Personal information
- Born: January 11, 1996 (age 30) Victoria, British Columbia
- Height: 165 cm (5 ft 5 in)

Sport
- Sport: Softball
- Position: Third base
- University team: San Jose State Spartans

Medal record
Women's softball
Representing Canada
Olympic Games
| Bronze medal – third place | 2020 Tokyo | Team |
Pan American Games
| Silver medal – second place | 2019 Lima | Team |
| Bronze medal – third place | 2023 Santiago | Team |

= Emma Entzminger =

Canadian softball player (born 1996)

Emma Alyce Entzminger (born January 11, 1996) is a Canadian softball infielder with the Canada women's national softball team. Entzminger played college softball at San Jose State University in the U.S. First named to the Canada national team in 2015, Entzminger competed with the team at the 2015 Pan American Games and later the 2018 Women's Softball World Championship. Entzminger went on to win three international medals with Canada, a silver medal at the 2019 Pan American Games and bronze medal at the 2023 Pan American Games and a bronze medal at the 2020 Summer Olympics.
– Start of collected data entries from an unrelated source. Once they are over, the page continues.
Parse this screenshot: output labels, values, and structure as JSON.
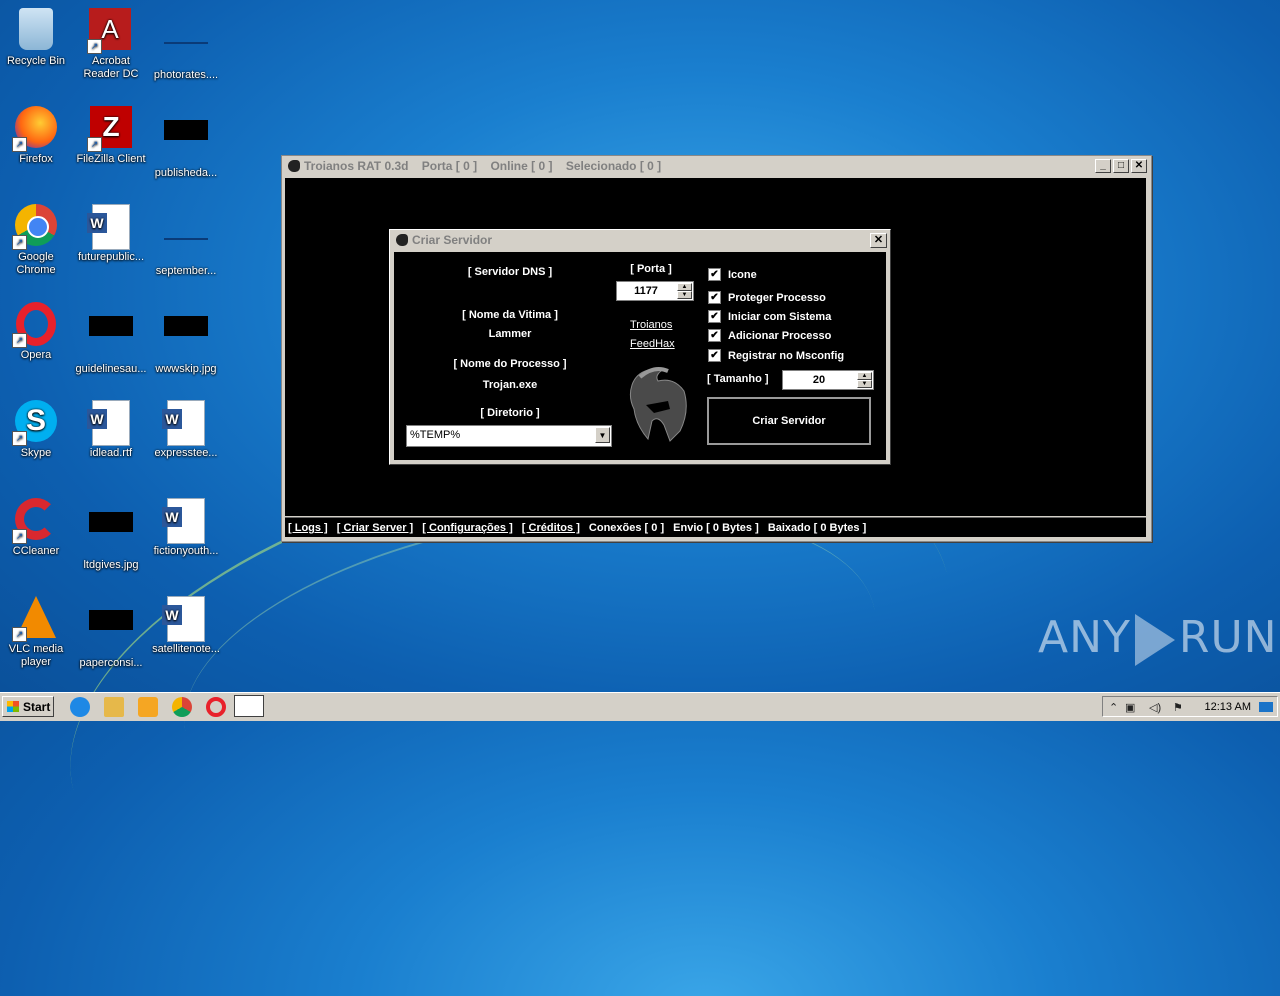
{
  "desktop": {
    "icons": [
      {
        "label": "Recycle Bin"
      },
      {
        "label": "Acrobat\nReader DC"
      },
      {
        "label": "photorates...."
      },
      {
        "label": "Firefox"
      },
      {
        "label": "FileZilla Client"
      },
      {
        "label": "publisheda..."
      },
      {
        "label": "Google\nChrome"
      },
      {
        "label": "futurepublic..."
      },
      {
        "label": "september..."
      },
      {
        "label": "Opera"
      },
      {
        "label": "guidelinesau..."
      },
      {
        "label": "wwwskip.jpg"
      },
      {
        "label": "Skype"
      },
      {
        "label": "idlead.rtf"
      },
      {
        "label": "expresstee..."
      },
      {
        "label": "CCleaner"
      },
      {
        "label": "ltdgives.jpg"
      },
      {
        "label": "fictionyouth..."
      },
      {
        "label": "VLC media\nplayer"
      },
      {
        "label": "paperconsi..."
      },
      {
        "label": "satellitenote..."
      }
    ],
    "watermark": "ANY RUN"
  },
  "main_window": {
    "title": "Troianos RAT 0.3d    Porta [ 0 ]    Online [ 0 ]    Selecionado [ 0 ]",
    "status": {
      "logs": "[ Logs ]",
      "criar_server": "[ Criar Server ]",
      "configuracoes": "[ Configurações ]",
      "creditos": "[ Créditos ]",
      "conexoes": "Conexões [ 0 ]",
      "envio": "Envio [ 0 Bytes ]",
      "baixado": "Baixado [ 0 Bytes ]"
    }
  },
  "dialog": {
    "title": "Criar Servidor",
    "servidor_dns_label": "[ Servidor DNS ]",
    "nome_vitima_label": "[ Nome da Vitima ]",
    "nome_vitima_value": "Lammer",
    "nome_processo_label": "[ Nome do Processo ]",
    "nome_processo_value": "Trojan.exe",
    "diretorio_label": "[ Diretorio ]",
    "diretorio_value": "%TEMP%",
    "porta_label": "[ Porta ]",
    "porta_value": "1177",
    "link_troianos": "Troianos",
    "link_feedhax": "FeedHax",
    "options": [
      {
        "label": "Icone",
        "checked": true
      },
      {
        "label": "Proteger Processo",
        "checked": true
      },
      {
        "label": "Iniciar com Sistema",
        "checked": true
      },
      {
        "label": "Adicionar Processo",
        "checked": true
      },
      {
        "label": "Registrar no Msconfig",
        "checked": true
      }
    ],
    "tamanho_label": "[ Tamanho ]",
    "tamanho_value": "20",
    "create_button": "Criar Servidor"
  },
  "taskbar": {
    "start": "Start",
    "clock": "12:13 AM"
  }
}
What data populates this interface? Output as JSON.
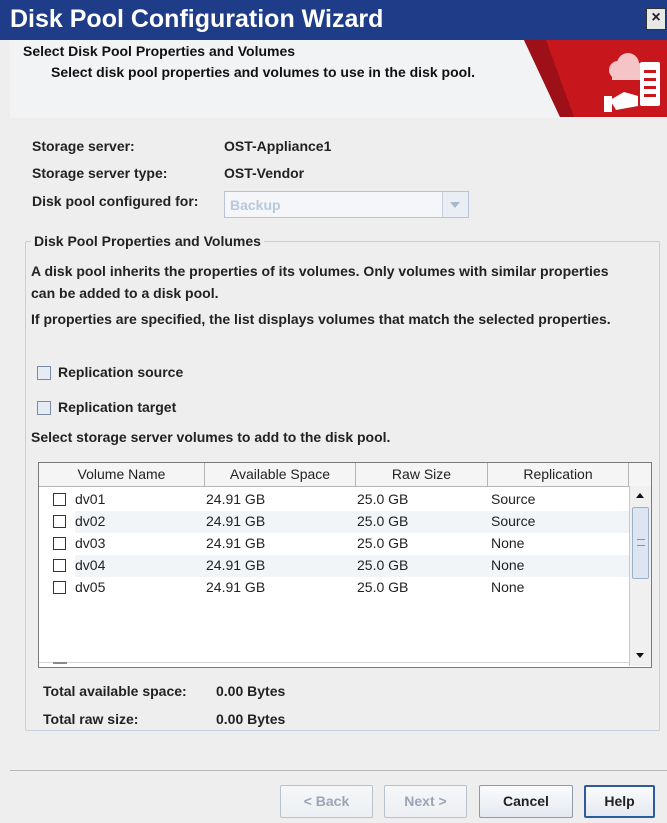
{
  "window": {
    "title": "Disk Pool Configuration Wizard",
    "close_glyph": "×"
  },
  "header": {
    "title": "Select Disk Pool Properties and Volumes",
    "subtitle": "Select disk pool properties and volumes to use in the disk pool.",
    "icon": "cloud-storage-icon",
    "accent_color": "#c8161d"
  },
  "info": {
    "storage_server_label": "Storage server:",
    "storage_server_value": "OST-Appliance1",
    "storage_server_type_label": "Storage server type:",
    "storage_server_type_value": "OST-Vendor",
    "configured_for_label": "Disk pool configured for:",
    "configured_for_value": "Backup"
  },
  "group": {
    "title": "Disk Pool Properties and Volumes",
    "para1": "A disk pool inherits the properties of its volumes. Only volumes with similar properties can be added to a disk pool.",
    "para2": "If properties are specified, the list displays volumes that match the selected properties.",
    "replication_source_label": "Replication source",
    "replication_target_label": "Replication target",
    "select_label": "Select storage server volumes to add to the disk pool."
  },
  "table": {
    "columns": [
      "Volume Name",
      "Available Space",
      "Raw Size",
      "Replication"
    ],
    "rows": [
      {
        "name": "dv01",
        "available": "24.91 GB",
        "raw": "25.0 GB",
        "replication": "Source"
      },
      {
        "name": "dv02",
        "available": "24.91 GB",
        "raw": "25.0 GB",
        "replication": "Source"
      },
      {
        "name": "dv03",
        "available": "24.91 GB",
        "raw": "25.0 GB",
        "replication": "None"
      },
      {
        "name": "dv04",
        "available": "24.91 GB",
        "raw": "25.0 GB",
        "replication": "None"
      },
      {
        "name": "dv05",
        "available": "24.91 GB",
        "raw": "25.0 GB",
        "replication": "None"
      }
    ]
  },
  "totals": {
    "available_label": "Total available space:",
    "available_value": "0.00 Bytes",
    "raw_label": "Total raw size:",
    "raw_value": "0.00 Bytes"
  },
  "buttons": {
    "back": "< Back",
    "next": "Next >",
    "cancel": "Cancel",
    "help": "Help"
  }
}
==Early life and education==
Entzminger was born in Victoria, British Columbia and graduated from Lambrick Park Secondary School in Victoria in 2014. At Lambrick Park, Entzminger played five sports: basketball, soccer, softball, tennis, and volleyball.
After secondary school, Entzminger attended San Jose State University in the U.S. city of San Jose, California and played on the San Jose State Spartans softball team from 2015 to 2018. In four seasons, Entzminger played 206 games, primarily starting at third base in 2016 and 2017 and shortstop in 2018. Entzminger batted a career best .324 in 2016 and .269 as a senior in 2018. Entzminger graduated from San Jose State in 2018 with a bachelor's degree in kinesiology with an emphasis in exercise and rehab science.

==International career==
In 2015, Entzminger was first named to the Canada women's national softball team and competed with the team in the 2015 Pan American Games. Entzminger returned to the Canadian national team in 2018 to compete in three tournaments, including the 2018 Women's Softball World Championship.

Entzminger competed at the 2019 Pan American Games in Lima, winning silver.

In June 2021, Entzminger was named to Canada's 2020 Olympic team.

==Personal life==
Entzminger is in relationship with ice hockey player Kristen Campbell.